New York’s Child Victim Act (CVA) was enacted in February 2019 and, similar to New Jersey, it had a six-month waiting period before complaints could be filed. On August 14, 2019, the first day on which complaints could be filed, hundreds were indeed filed throughout the state. By the time the window closes in August 2020, it is expected that thousands of cases will have been filed. During the six-month waiting period, New York’s Office of Court Administration (OCA) crafted rules specifically designed for CVA cases, including creation of Special Parts to hear CVA trials, specialized training of judges who would be dealing with victims of sex abuse, an expedited discovery schedule, a method of filing claims anonymously using an OSC procedure, assignment in each Judicial District of a CVA Judge to handle all pre-trial discovery, amongst other initiatives.

Four months into the window, the process has evolved even further with the creation of a court-appointed Steering Committee comprised of plaintiffs’ counsel and members of the defense Bar. They have been tasked to create a Case Management Order (CMO) to improve efficiencies as to how these cases are to be handled. Across New York’s five boroughs the Steering Committee is working together to streamline the causes of action to file. For example, plaintiffs’ counsel are considering agreeing not to file certain claims, such as claims for sexual assault, which defendants believe should not be levied against an institution as opposed to the actual abuser. This would obviate the need for defense counsel to file motions to dismiss as to that claim. There are similar initiatives being considered with respect to the management of discovery, possible ADR procedures, and expedited appeals. In New York City, the Administrative Judge is planning to abate all case deadlines while the Steering Committee considers the contents of its CMO.

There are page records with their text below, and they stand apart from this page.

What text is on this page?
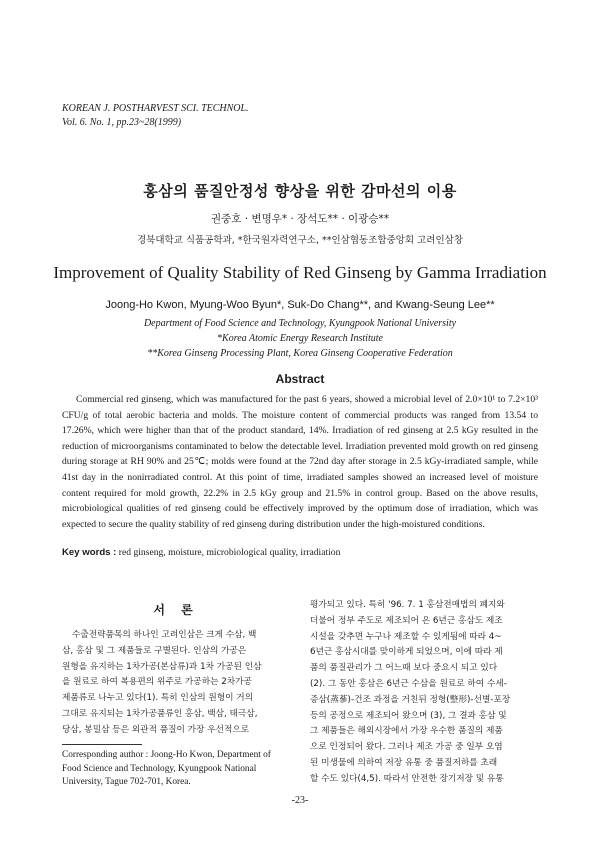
KOREAN J. POSTHARVEST SCI. TECHNOL.
Vol. 6. No. 1, pp.23~28(1999)
홍삼의 품질안정성 향상을 위한 감마선의 이용
권중호 · 변명우* · 장석도** · 이광승**
경북대학교 식품공학과, *한국원자력연구소, **인삼협동조합중앙회 고려인삼창
Improvement of Quality Stability of Red Ginseng by Gamma Irradiation
Joong-Ho Kwon, Myung-Woo Byun*, Suk-Do Chang**, and Kwang-Seung Lee**
Department of Food Science and Technology, Kyungpook National University
*Korea Atomic Energy Research Institute
**Korea Ginseng Processing Plant, Korea Ginseng Cooperative Federation
Abstract

Commercial red ginseng, which was manufactured for the past 6 years, showed a microbial level of 2.0×10¹ to 7.2×10³ CFU/g of total aerobic bacteria and molds. The moisture content of commercial products was ranged from 13.54 to 17.26%, which were higher than that of the product standard, 14%. Irradiation of red ginseng at 2.5 kGy resulted in the reduction of microorganisms contaminated to below the detectable level. Irradiation prevented mold growth on red ginseng during storage at RH 90% and 25℃; molds were found at the 72nd day after storage in 2.5 kGy-irradiated sample, while 41st day in the nonirradiated control. At this point of time, irradiated samples showed an increased level of moisture content required for mold growth, 22.2% in 2.5 kGy group and 21.5% in control group. Based on the above results, microbiological qualities of red ginseng could be effectively improved by the optimum dose of irradiation, which was expected to secure the quality stability of red ginseng during distribution under the high-moistured conditions.

Key words : red ginseng, moisture, microbiological quality, irradiation
서 론
수출전략품목의 하나인 고려인삼은 크게 수삼, 백
삼, 홍삼 및 그 제품들로 구별된다. 인삼의 가공은
원형을 유지하는 1차가공(본삼류)과 1차 가공된 인삼
을 원료로 하여 복용편의 위주로 가공하는 2차가공
제품류로 나누고 있다(1). 특히 인삼의 원형이 거의
그대로 유지되는 1차가공품류인 홍삼, 백삼, 태극삼,
당삼, 봉밀삼 등은 외관적 품질이 가장 우선적으로
Corresponding author : Joong-Ho Kwon, Department of Food Science and Technology, Kyungpook National University, Tague 702-701, Korea.
평가되고 있다. 특히 '96. 7. 1 홍삼전매법의 폐지와
더불어 정부 주도로 제조되어 온 6년근 홍삼도 제조
시설을 갖추면 누구나 제조할 수 있게됨에 따라 4~
6년근 홍삼시대를 맞이하게 되었으며, 이에 따라 제
품의 품질관리가 그 어느때 보다 중요시 되고 있다
(2). 그 동안 홍삼은 6년근 수삼을 원료로 하여 수세-
증삼(蒸蔘)-건조 과정을 거친뒤 정형(整形)-선별-포장
등의 공정으로 제조되어 왔으며 (3), 그 결과 홍삼 및
그 제품들은 해외시장에서 가장 우수한 품질의 제품
으로 인정되어 왔다. 그러나 제조 가공 중 일부 오염
된 미생물에 의하여 저장 유통 중 품질저하를 초래
할 수도 있다(4,5). 따라서 안전한 장기저장 및 유통
-23-
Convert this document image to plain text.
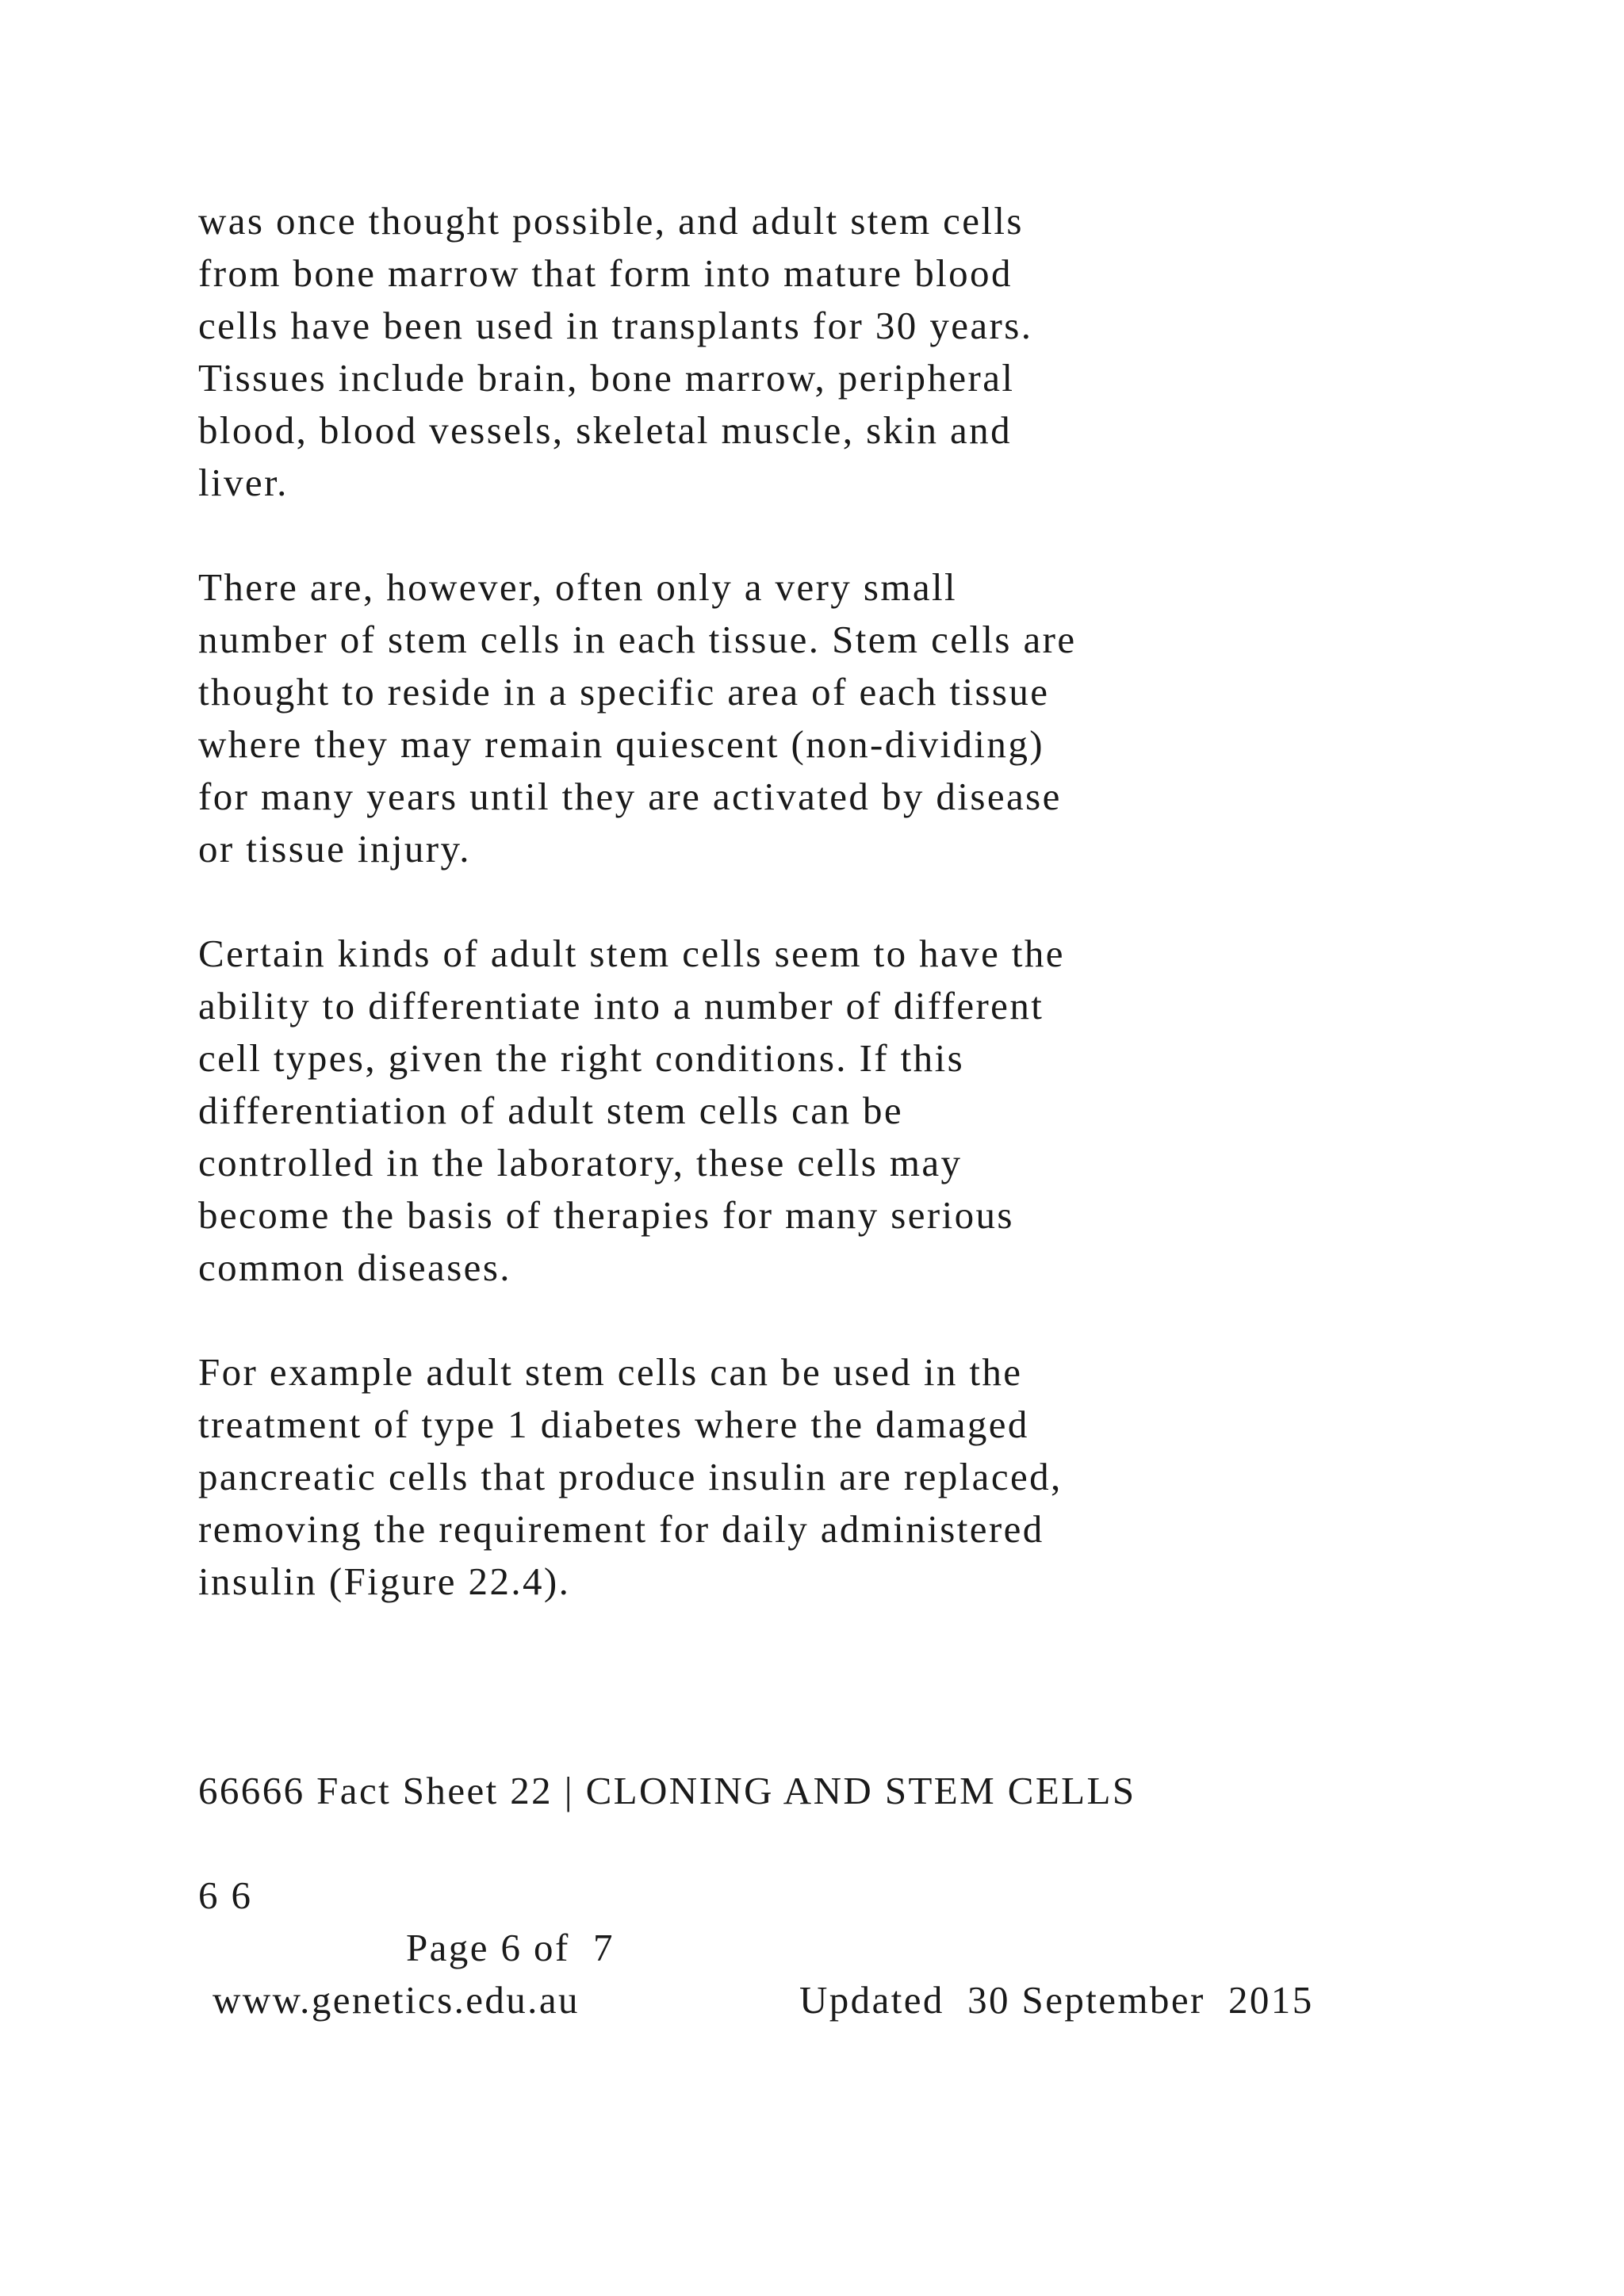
was once thought possible, and adult stem cells
from bone marrow that form into mature blood
cells have been used in transplants for 30 years.
Tissues include brain, bone marrow, peripheral
blood, blood vessels, skeletal muscle, skin and
liver.
There are, however, often only a very small
number of stem cells in each tissue. Stem cells are
thought to reside in a specific area of each tissue
where they may remain quiescent (non-dividing)
for many years until they are activated by disease
or tissue injury.
Certain kinds of adult stem cells seem to have the
ability to differentiate into a number of different
cell types, given the right conditions. If this
differentiation of adult stem cells can be
controlled in the laboratory, these cells may
become the basis of therapies for many serious
common diseases.
For example adult stem cells can be used in the
treatment of type 1 diabetes where the damaged
pancreatic cells that produce insulin are replaced,
removing the requirement for daily administered
insulin (Figure 22.4).
66666 Fact Sheet 22 | CLONING AND STEM CELLS
6 6
Page 6 of  7
www.genetics.edu.au	Updated  30 September  2015
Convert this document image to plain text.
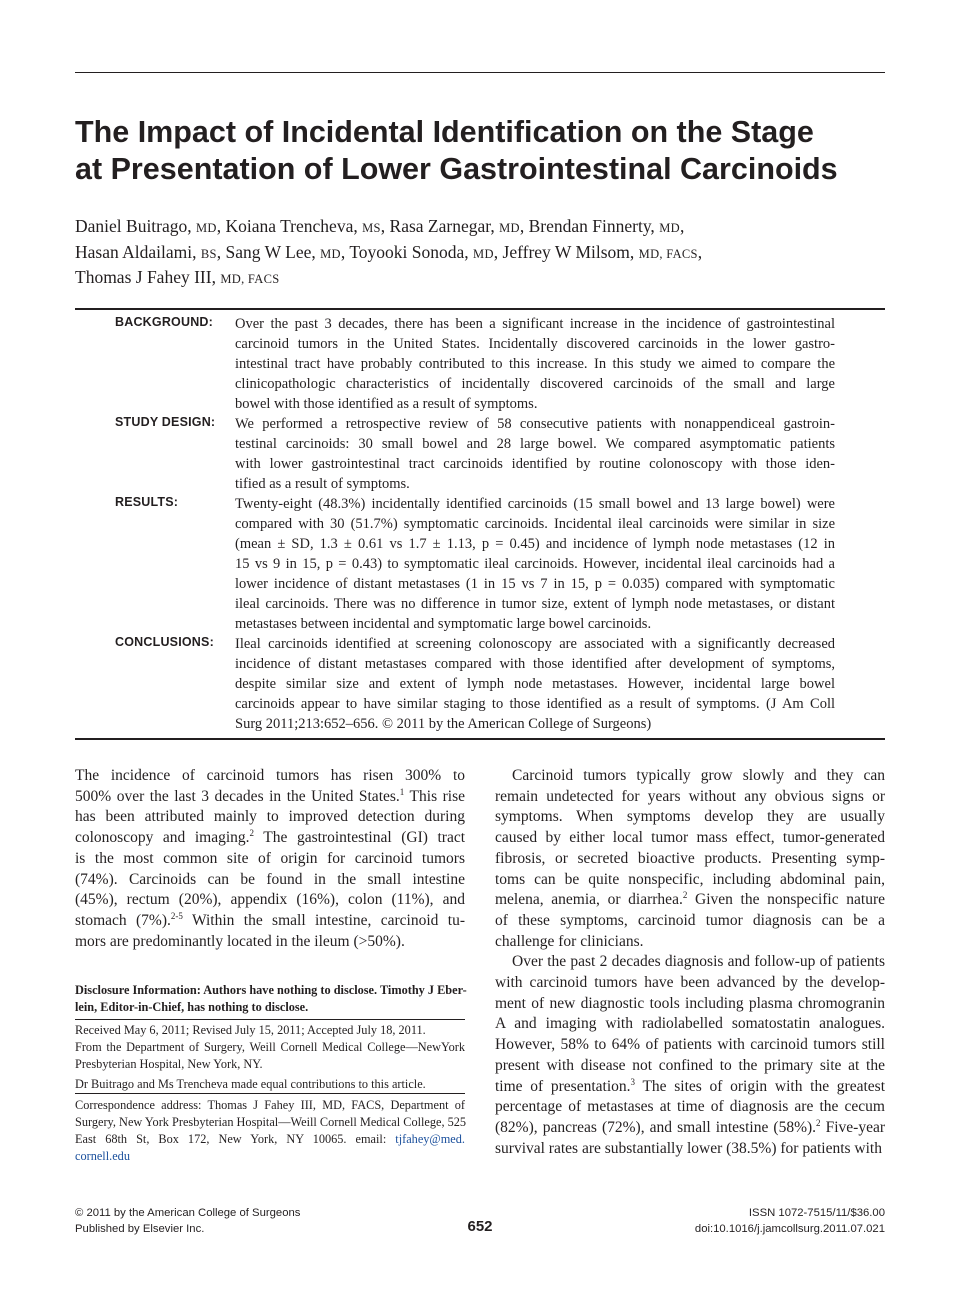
The Impact of Incidental Identification on the Stage
at Presentation of Lower Gastrointestinal Carcinoids
Daniel Buitrago, MD, Koiana Trencheva, MS, Rasa Zarnegar, MD, Brendan Finnerty, MD,
Hasan Aldailami, BS, Sang W Lee, MD, Toyooki Sonoda, MD, Jeffrey W Milsom, MD, FACS,
Thomas J Fahey III, MD, FACS
BACKGROUND: Over the past 3 decades, there has been a significant increase in the incidence of gastrointestinal
carcinoid tumors in the United States. Incidentally discovered carcinoids in the lower gastro-
intestinal tract have probably contributed to this increase. In this study we aimed to compare the
clinicopathologic characteristics of incidentally discovered carcinoids of the small and large
bowel with those identified as a result of symptoms.
STUDY DESIGN: We performed a retrospective review of 58 consecutive patients with nonappendiceal gastroin-
testinal carcinoids: 30 small bowel and 28 large bowel. We compared asymptomatic patients
with lower gastrointestinal tract carcinoids identified by routine colonoscopy with those iden-
tified as a result of symptoms.
RESULTS:	Twenty-eight (48.3%) incidentally identified carcinoids (15 small bowel and 13 large bowel) were
compared with 30 (51.7%) symptomatic carcinoids. Incidental ileal carcinoids were similar in size
(mean ± SD, 1.3 ± 0.61 vs 1.7 ± 1.13, p = 0.45) and incidence of lymph node metastases (12 in
15 vs 9 in 15, p = 0.43) to symptomatic ileal carcinoids. However, incidental ileal carcinoids had a
lower incidence of distant metastases (1 in 15 vs 7 in 15, p = 0.035) compared with symptomatic
ileal carcinoids. There was no difference in tumor size, extent of lymph node metastases, or distant
metastases between incidental and symptomatic large bowel carcinoids.
CONCLUSIONS: Ileal carcinoids identified at screening colonoscopy are associated with a significantly decreased
incidence of distant metastases compared with those identified after development of symptoms,
despite similar size and extent of lymph node metastases. However, incidental large bowel
carcinoids appear to have similar staging to those identified as a result of symptoms. (J Am Coll
Surg 2011;213:652–656. © 2011 by the American College of Surgeons)
The incidence of carcinoid tumors has risen 300% to
500% over the last 3 decades in the United States.$^1$ This rise
has been attributed mainly to improved detection during
colonoscopy and imaging.$^2$ The gastrointestinal (GI) tract
is the most common site of origin for carcinoid tumors
(74%). Carcinoids can be found in the small intestine
(45%), rectum (20%), appendix (16%), colon (11%), and
stomach (7%).$^{2-5}$ Within the small intestine, carcinoid tu-
mors are predominantly located in the ileum (>50%).
Disclosure Information: Authors have nothing to disclose. Timothy J Eber-
lein, Editor-in-Chief, has nothing to disclose.
Received May 6, 2011; Revised July 15, 2011; Accepted July 18, 2011.
From the Department of Surgery, Weill Cornell Medical College—NewYork
Presbyterian Hospital, New York, NY.
Dr Buitrago and Ms Trencheva made equal contributions to this article.
Correspondence address: Thomas J Fahey III, MD, FACS, Department of
Surgery, New York Presbyterian Hospital—Weill Cornell Medical College, 525
East 68th St, Box 172, New York, NY 10065. email: tjfahey@med.
cornell.edu
Carcinoid tumors typically grow slowly and they can
remain undetected for years without any obvious signs or
symptoms. When symptoms develop they are usually
caused by either local tumor mass effect, tumor-generated
fibrosis, or secreted bioactive products. Presenting symp-
toms can be quite nonspecific, including abdominal pain,
melena, anemia, or diarrhea.$^2$ Given the nonspecific nature
of these symptoms, carcinoid tumor diagnosis can be a
challenge for clinicians.
Over the past 2 decades diagnosis and follow-up of patients
with carcinoid tumors have been advanced by the develop-
ment of new diagnostic tools including plasma chromogranin
A and imaging with radiolabelled somatostatin analogues.
However, 58% to 64% of patients with carcinoid tumors still
present with disease not confined to the primary site at the
time of presentation.$^3$ The sites of origin with the greatest
percentage of metastases at time of diagnosis are the cecum
(82%), pancreas (72%), and small intestine (58%).$^2$ Five-year
survival rates are substantially lower (38.5%) for patients with
© 2011 by the American College of Surgeons
Published by Elsevier Inc.	652
ISSN 1072-7515/11/$36.00
doi:10.1016/j.jamcollsurg.2011.07.021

During this same period we recently saw a constitutional challenge to the CVA, arguing that the legislature exceeded its authority in creating the extended statute of limitations without sufficient justification. The New York Attorney General is now involved to defend the constitutionality of the Statute. The simple reality is that it is unlikely, at least in New York City, that any case will be ready for trial within the one-year window. With these issues in mind, it will be interesting to see what steps New Jersey takes to best handle the deluge of cases that may be filed there and the extent to which they follow the initiatives that we have seen in New York.

Conclusion

Sexual abuse of children has had lasting impacts on its victims in countless ways. The enactment of this sweeping legislation addresses the conduct in an attempt to stop its proliferation and compensate its victims. While your institution has a responsibility to the children it serves, it must also take reasonable and prudent steps to prepare itself to respond to any complaints or lawsuits that may now be brought. It needs to now consider allocation of resources and the extent to which funds can be used for today’s objectives, while reserving funds to pay for the possibility of historical claims. These are not easy decisions to make and they require careful consideration. One thing is for certain however: the Act is now the law in both New Jersey and New York, which means that these cases will almost certainly be filed, and an institutional response will be required.

The content of this article is intended to provide a general guide to the subject matter. Specialist advice should be sought about your specific circumstances.